3. Im Rahmen des ärztlichen Behandlungsvertrags schuldet der Arzt Diagnostik, Aufklärung und Beratung nach den Regeln der ärztlichen Kunst, wofür der aktuell anerkannte Stand der Erkenntnisse der medizinischen Wissenschaft maßgeblich ist (RIS Justiz RS0021335 [T2]). Ein Verstoß gegen die Regeln medizinischer Kunst liegt vor, wenn die vom Arzt gewählte Maßnahme hinter dem in Fachkreisen anerkannten Standard zurückbleibt. Ein Arzt handelt fehlerhaft, wenn er das in Kreisen gewissenhafter und aufmerksamer Ärzte und Fachärzte vorausgesetzte Verhalten unterlässt (RIS Justiz RS0026368 [T2]). Wird eine notwendige Aufklärung nicht oder nicht ausreichend erteilt, liegt auch darin eine fehlerhafte Behandlung.
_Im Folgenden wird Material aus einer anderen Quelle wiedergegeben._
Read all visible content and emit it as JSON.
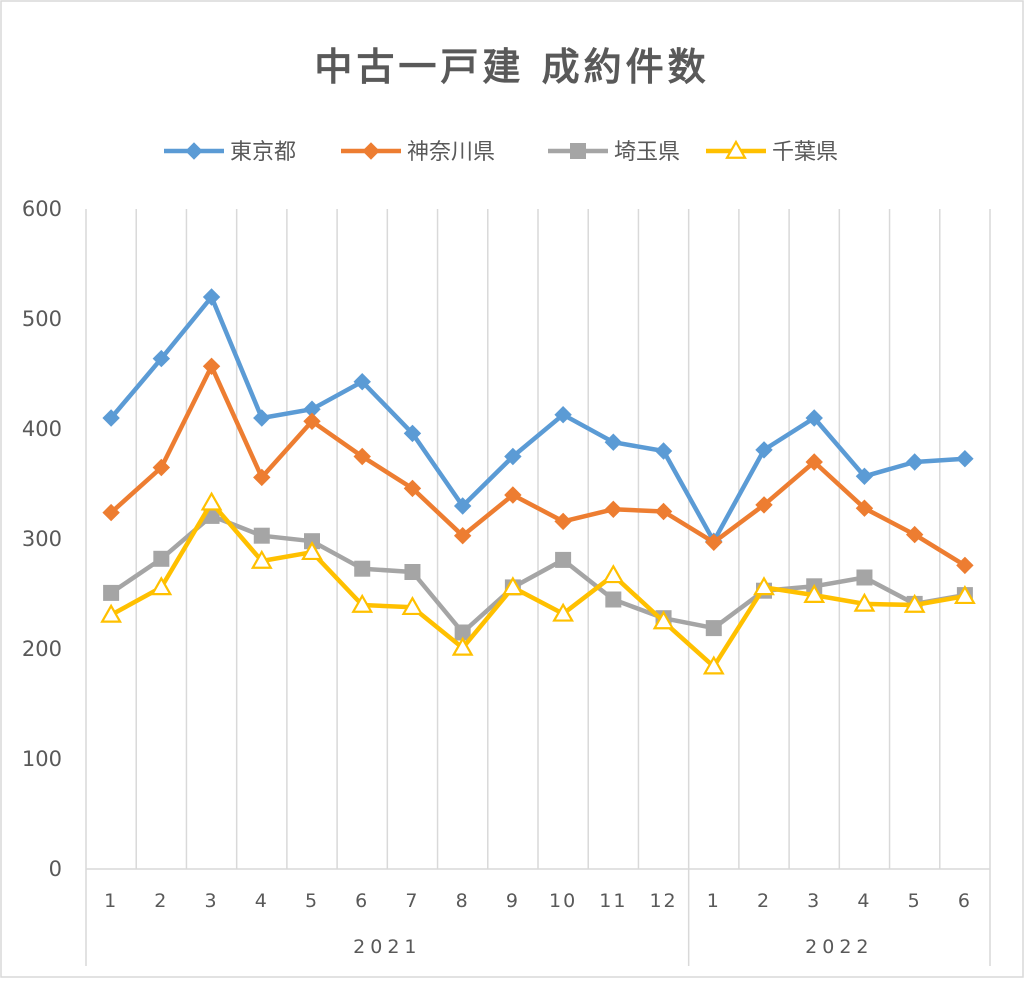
{
  "chart_data": {
    "type": "line",
    "title": "中古一戸建 成約件数",
    "xlabel": "",
    "ylabel": "",
    "ylim": [
      0,
      600
    ],
    "yticks": [
      "0",
      "100",
      "200",
      "300",
      "400",
      "500",
      "600"
    ],
    "categories": [
      "1",
      "2",
      "3",
      "4",
      "5",
      "6",
      "7",
      "8",
      "9",
      "10",
      "11",
      "12",
      "1",
      "2",
      "3",
      "4",
      "5",
      "6"
    ],
    "year_groups": [
      {
        "label": "2021",
        "count": 12
      },
      {
        "label": "2022",
        "count": 6
      }
    ],
    "legend_position": "top",
    "grid": "vertical",
    "series": [
      {
        "name": "東京都",
        "color": "#5b9bd5",
        "marker": "diamond",
        "values": [
          410,
          464,
          520,
          410,
          418,
          443,
          396,
          330,
          375,
          413,
          388,
          380,
          298,
          381,
          410,
          357,
          370,
          373
        ]
      },
      {
        "name": "神奈川県",
        "color": "#ed7d31",
        "marker": "diamond",
        "values": [
          324,
          365,
          457,
          356,
          407,
          375,
          346,
          303,
          340,
          316,
          327,
          325,
          297,
          331,
          370,
          328,
          304,
          276
        ]
      },
      {
        "name": "埼玉県",
        "color": "#a5a5a5",
        "marker": "square",
        "values": [
          251,
          282,
          321,
          303,
          298,
          273,
          270,
          215,
          256,
          281,
          245,
          228,
          219,
          253,
          257,
          265,
          241,
          249
        ]
      },
      {
        "name": "千葉県",
        "color": "#ffc000",
        "marker": "triangle",
        "values": [
          231,
          256,
          333,
          280,
          288,
          240,
          238,
          201,
          256,
          232,
          267,
          225,
          184,
          256,
          249,
          241,
          240,
          248
        ]
      }
    ]
  }
}
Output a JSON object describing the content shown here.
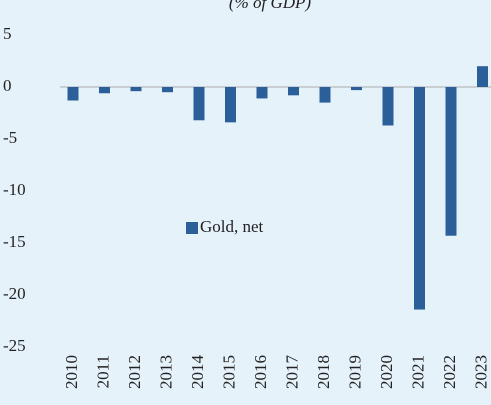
{
  "chart_data": {
    "type": "bar",
    "title": "(% of GDP)",
    "categories": [
      "2010",
      "2011",
      "2012",
      "2013",
      "2014",
      "2015",
      "2016",
      "2017",
      "2018",
      "2019",
      "2020",
      "2021",
      "2022",
      "2023"
    ],
    "series": [
      {
        "name": "Gold, net",
        "color": "#2a5f9a",
        "values": [
          -1.3,
          -0.6,
          -0.4,
          -0.5,
          -3.2,
          -3.4,
          -1.1,
          -0.8,
          -1.5,
          -0.3,
          -3.7,
          -21.4,
          -14.3,
          2.0
        ]
      }
    ],
    "ylim": [
      -25,
      5
    ],
    "yticks": [
      -25,
      -20,
      -15,
      -10,
      -5,
      0,
      5
    ],
    "grid": false,
    "legend": "center"
  }
}
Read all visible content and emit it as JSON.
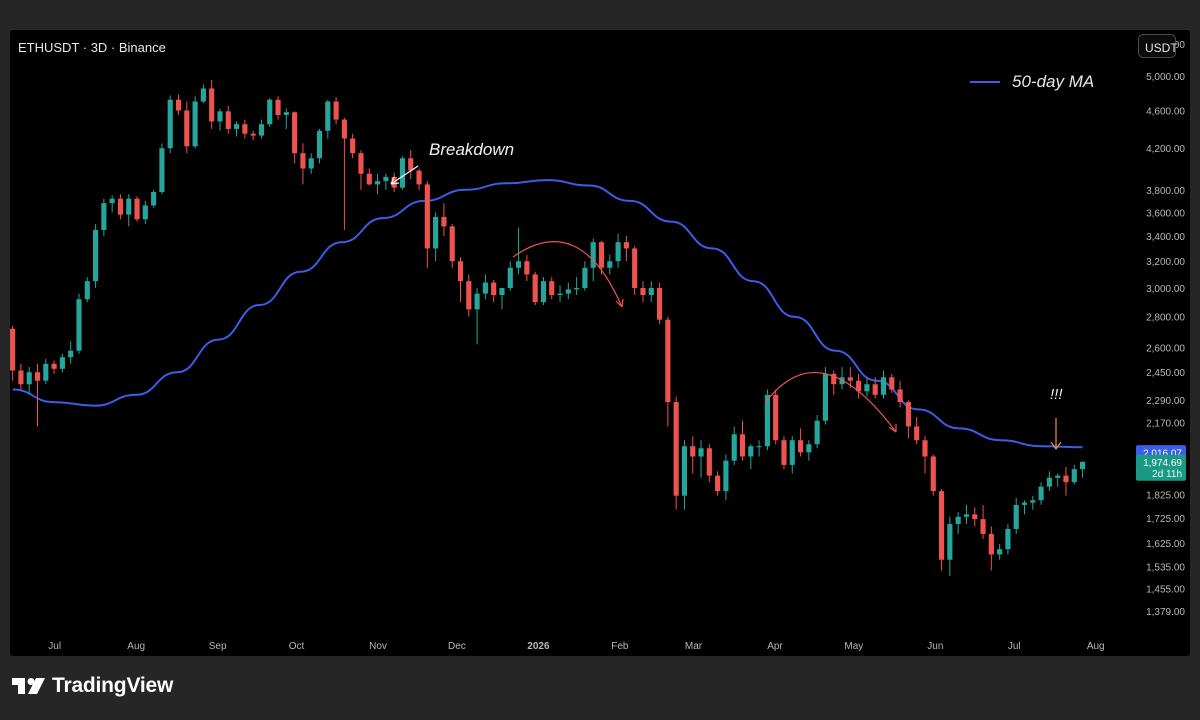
{
  "symbol": {
    "title": "ETHUSDT · 3D · Binance"
  },
  "currency_button": "USDT",
  "legend": {
    "ma_label": "50-day MA",
    "ma_color": "#3b5de7"
  },
  "brand": {
    "name": "TradingView"
  },
  "colors": {
    "up": "#26a69a",
    "down": "#ef5350",
    "ma": "#3b5de7",
    "annotation_arrow": "#ef5350",
    "marker_arrow": "#f0903a"
  },
  "annotations": {
    "breakdown": "Breakdown",
    "alert": "!!!"
  },
  "price_tags": {
    "ma_value": "2,016.07",
    "last_price": "1,974.69",
    "countdown": "2d 11h"
  },
  "chart_data": {
    "type": "candlestick",
    "title": "ETHUSDT · 3D · Binance",
    "y_scale": "log",
    "ylim": [
      1330,
      5450
    ],
    "y_ticks": [
      "5,400.00",
      "5,000.00",
      "4,600.00",
      "4,200.00",
      "3,800.00",
      "3,600.00",
      "3,400.00",
      "3,200.00",
      "3,000.00",
      "2,800.00",
      "2,600.00",
      "2,450.00",
      "2,290.00",
      "2,170.00",
      "2,016.07",
      "1,974.69",
      "1,825.00",
      "1,725.00",
      "1,625.00",
      "1,535.00",
      "1,455.00",
      "1,379.00"
    ],
    "y_tick_values": [
      5400,
      5000,
      4600,
      4200,
      3800,
      3600,
      3400,
      3200,
      3000,
      2800,
      2600,
      2450,
      2290,
      2170,
      2016.07,
      1974.69,
      1825,
      1725,
      1625,
      1535,
      1455,
      1379
    ],
    "x_ticks": [
      "Jul",
      "Aug",
      "Sep",
      "Oct",
      "Nov",
      "Dec",
      "2026",
      "Feb",
      "Mar",
      "Apr",
      "May",
      "Jun",
      "Jul",
      "Aug"
    ],
    "x_tick_dates": [
      "2025-07-01",
      "2025-08-01",
      "2025-09-01",
      "2025-10-01",
      "2025-11-01",
      "2025-12-01",
      "2026-01-01",
      "2026-02-01",
      "2026-03-01",
      "2026-04-01",
      "2026-05-01",
      "2026-06-01",
      "2026-07-01",
      "2026-08-01"
    ],
    "xlim": [
      "2025-06-14",
      "2026-08-11"
    ],
    "candles_ohlc": [
      [
        2720,
        2740,
        2400,
        2460
      ],
      [
        2460,
        2500,
        2350,
        2380
      ],
      [
        2380,
        2480,
        2330,
        2450
      ],
      [
        2450,
        2500,
        2150,
        2400
      ],
      [
        2400,
        2530,
        2380,
        2500
      ],
      [
        2500,
        2520,
        2440,
        2470
      ],
      [
        2470,
        2560,
        2450,
        2540
      ],
      [
        2540,
        2640,
        2500,
        2580
      ],
      [
        2580,
        2960,
        2560,
        2920
      ],
      [
        2920,
        3080,
        2900,
        3050
      ],
      [
        3050,
        3500,
        3000,
        3450
      ],
      [
        3450,
        3720,
        3400,
        3680
      ],
      [
        3680,
        3750,
        3600,
        3720
      ],
      [
        3720,
        3760,
        3540,
        3580
      ],
      [
        3580,
        3760,
        3480,
        3720
      ],
      [
        3720,
        3740,
        3520,
        3540
      ],
      [
        3540,
        3700,
        3500,
        3660
      ],
      [
        3660,
        3800,
        3640,
        3780
      ],
      [
        3780,
        4250,
        3760,
        4200
      ],
      [
        4200,
        4770,
        4150,
        4720
      ],
      [
        4720,
        4780,
        4550,
        4600
      ],
      [
        4600,
        4700,
        4150,
        4220
      ],
      [
        4220,
        4760,
        4200,
        4700
      ],
      [
        4700,
        4900,
        4680,
        4850
      ],
      [
        4850,
        4950,
        4400,
        4480
      ],
      [
        4480,
        4620,
        4380,
        4590
      ],
      [
        4590,
        4650,
        4350,
        4400
      ],
      [
        4400,
        4480,
        4320,
        4450
      ],
      [
        4450,
        4500,
        4300,
        4350
      ],
      [
        4350,
        4380,
        4280,
        4330
      ],
      [
        4330,
        4500,
        4300,
        4450
      ],
      [
        4450,
        4740,
        4420,
        4720
      ],
      [
        4720,
        4760,
        4500,
        4550
      ],
      [
        4550,
        4620,
        4400,
        4580
      ],
      [
        4580,
        4590,
        4050,
        4150
      ],
      [
        4150,
        4250,
        3850,
        4000
      ],
      [
        4000,
        4150,
        3950,
        4100
      ],
      [
        4100,
        4400,
        4050,
        4380
      ],
      [
        4380,
        4720,
        4300,
        4700
      ],
      [
        4700,
        4750,
        4450,
        4500
      ],
      [
        4500,
        4520,
        3450,
        4300
      ],
      [
        4300,
        4350,
        4100,
        4150
      ],
      [
        4150,
        4180,
        3800,
        3950
      ],
      [
        3950,
        4000,
        3840,
        3850
      ],
      [
        3850,
        3950,
        3760,
        3880
      ],
      [
        3880,
        3950,
        3800,
        3920
      ],
      [
        3920,
        3960,
        3780,
        3820
      ],
      [
        3820,
        4120,
        3800,
        4100
      ],
      [
        4100,
        4180,
        3900,
        3980
      ],
      [
        3980,
        4000,
        3800,
        3850
      ],
      [
        3850,
        3880,
        3150,
        3300
      ],
      [
        3300,
        3600,
        3200,
        3560
      ],
      [
        3560,
        3680,
        3400,
        3480
      ],
      [
        3480,
        3500,
        3150,
        3200
      ],
      [
        3200,
        3230,
        2900,
        3050
      ],
      [
        3050,
        3100,
        2800,
        2850
      ],
      [
        2850,
        3000,
        2620,
        2960
      ],
      [
        2960,
        3100,
        2920,
        3040
      ],
      [
        3040,
        3060,
        2900,
        2950
      ],
      [
        2950,
        3000,
        2850,
        3000
      ],
      [
        3000,
        3200,
        2980,
        3150
      ],
      [
        3150,
        3470,
        3100,
        3200
      ],
      [
        3200,
        3250,
        3050,
        3100
      ],
      [
        3100,
        3120,
        2880,
        2900
      ],
      [
        2900,
        3080,
        2880,
        3050
      ],
      [
        3050,
        3080,
        2920,
        2950
      ],
      [
        2950,
        3020,
        2900,
        2960
      ],
      [
        2960,
        3040,
        2920,
        2990
      ],
      [
        2990,
        3080,
        2950,
        3000
      ],
      [
        3000,
        3200,
        2980,
        3150
      ],
      [
        3150,
        3380,
        3050,
        3350
      ],
      [
        3350,
        3360,
        3100,
        3150
      ],
      [
        3150,
        3250,
        3100,
        3200
      ],
      [
        3200,
        3420,
        3150,
        3350
      ],
      [
        3350,
        3400,
        3200,
        3300
      ],
      [
        3300,
        3320,
        2950,
        3000
      ],
      [
        3000,
        3050,
        2900,
        2950
      ],
      [
        2950,
        3050,
        2900,
        3000
      ],
      [
        3000,
        3040,
        2750,
        2780
      ],
      [
        2780,
        2800,
        2150,
        2280
      ],
      [
        2280,
        2310,
        1760,
        1820
      ],
      [
        1820,
        2080,
        1760,
        2050
      ],
      [
        2050,
        2100,
        1920,
        2000
      ],
      [
        2000,
        2080,
        1900,
        2040
      ],
      [
        2040,
        2060,
        1880,
        1910
      ],
      [
        1910,
        1930,
        1820,
        1840
      ],
      [
        1840,
        2010,
        1800,
        1980
      ],
      [
        1980,
        2150,
        1960,
        2110
      ],
      [
        2110,
        2180,
        1980,
        2000
      ],
      [
        2000,
        2060,
        1940,
        2050
      ],
      [
        2050,
        2080,
        2000,
        2050
      ],
      [
        2050,
        2350,
        2030,
        2320
      ],
      [
        2320,
        2350,
        2060,
        2080
      ],
      [
        2080,
        2100,
        1940,
        1960
      ],
      [
        1960,
        2100,
        1920,
        2080
      ],
      [
        2080,
        2140,
        2000,
        2020
      ],
      [
        2020,
        2080,
        1980,
        2060
      ],
      [
        2060,
        2210,
        2040,
        2180
      ],
      [
        2180,
        2480,
        2160,
        2440
      ],
      [
        2440,
        2460,
        2320,
        2380
      ],
      [
        2380,
        2480,
        2350,
        2420
      ],
      [
        2420,
        2480,
        2360,
        2400
      ],
      [
        2400,
        2440,
        2300,
        2340
      ],
      [
        2340,
        2420,
        2310,
        2380
      ],
      [
        2380,
        2420,
        2300,
        2320
      ],
      [
        2320,
        2460,
        2300,
        2420
      ],
      [
        2420,
        2440,
        2330,
        2350
      ],
      [
        2350,
        2400,
        2250,
        2280
      ],
      [
        2280,
        2290,
        2090,
        2150
      ],
      [
        2150,
        2200,
        2060,
        2080
      ],
      [
        2080,
        2100,
        1920,
        2000
      ],
      [
        2000,
        2010,
        1820,
        1840
      ],
      [
        1840,
        1850,
        1520,
        1560
      ],
      [
        1560,
        1730,
        1500,
        1700
      ],
      [
        1700,
        1750,
        1660,
        1730
      ],
      [
        1730,
        1780,
        1700,
        1740
      ],
      [
        1740,
        1770,
        1690,
        1720
      ],
      [
        1720,
        1780,
        1640,
        1660
      ],
      [
        1660,
        1690,
        1520,
        1580
      ],
      [
        1580,
        1620,
        1560,
        1600
      ],
      [
        1600,
        1700,
        1580,
        1680
      ],
      [
        1680,
        1810,
        1660,
        1780
      ],
      [
        1780,
        1800,
        1740,
        1790
      ],
      [
        1790,
        1820,
        1760,
        1800
      ],
      [
        1800,
        1880,
        1780,
        1860
      ],
      [
        1860,
        1930,
        1840,
        1900
      ],
      [
        1900,
        1920,
        1860,
        1910
      ],
      [
        1910,
        1950,
        1820,
        1880
      ],
      [
        1880,
        1960,
        1870,
        1940
      ],
      [
        1940,
        1975,
        1900,
        1975
      ]
    ],
    "moving_average": {
      "name": "50-day MA",
      "values": [
        2350,
        2280,
        2260,
        2320,
        2450,
        2650,
        2880,
        3120,
        3350,
        3550,
        3700,
        3800,
        3860,
        3890,
        3840,
        3700,
        3520,
        3300,
        3050,
        2800,
        2580,
        2400,
        2240,
        2140,
        2080,
        2050,
        2045
      ]
    }
  }
}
Die Belehrung hat umso ausführlicher und eindringlicher zu sein, je klarer für den Arzt die schädlichen Folgen des Unterbleibens sind und je weniger dringlich die weitere Behandlung aus der Sicht eines vernünftigen und einsichtigen Patienten erscheinen muss (RIS Justiz RS0026313).

Die Rechtsfrage, in welchem Umfang der Arzt den Patienten aufzuklären hat, damit dieser die Tragweite seiner Erklärung in die Behandlung einzuwilligen, überschauen kann, ist stets nach den Umständen des Einzelfalls zu beantworten und daher im Allgemeinen nicht revisibel (RIS Justiz RS0026763 [T1, T2, T5]), es sei denn, dem Berufungsgericht wäre eine Fehlbeurteilung unterlaufen, die aus Gründen der Rechtssicherheit oder der Einzelfallgerechtigkeit vom Obersten Gerichtshof korrigiert werden müsste, wovon im vorliegenden Fall nicht auszugehen ist:

Nach den Feststellungen hat der Beklagte die Klägerin darüber aufgeklärt, dass bei der von ihr ausdrücklich gewünschten Behandlungsmethode (Bissabdruck mit der Zahnprothese nur in Betäubung) Zähne abbrechen können. Genau dieses Risiko hat sich in der Folge verwirklicht. Welche weitere Aufklärung zu erfolgen gehabt hätte, lässt auch die Revision offen.

Die Revision ist daher mangels Vorliegens einer erheblichen Rechtsfrage iSd § 502 Abs 1 ZPO zurückzuweisen.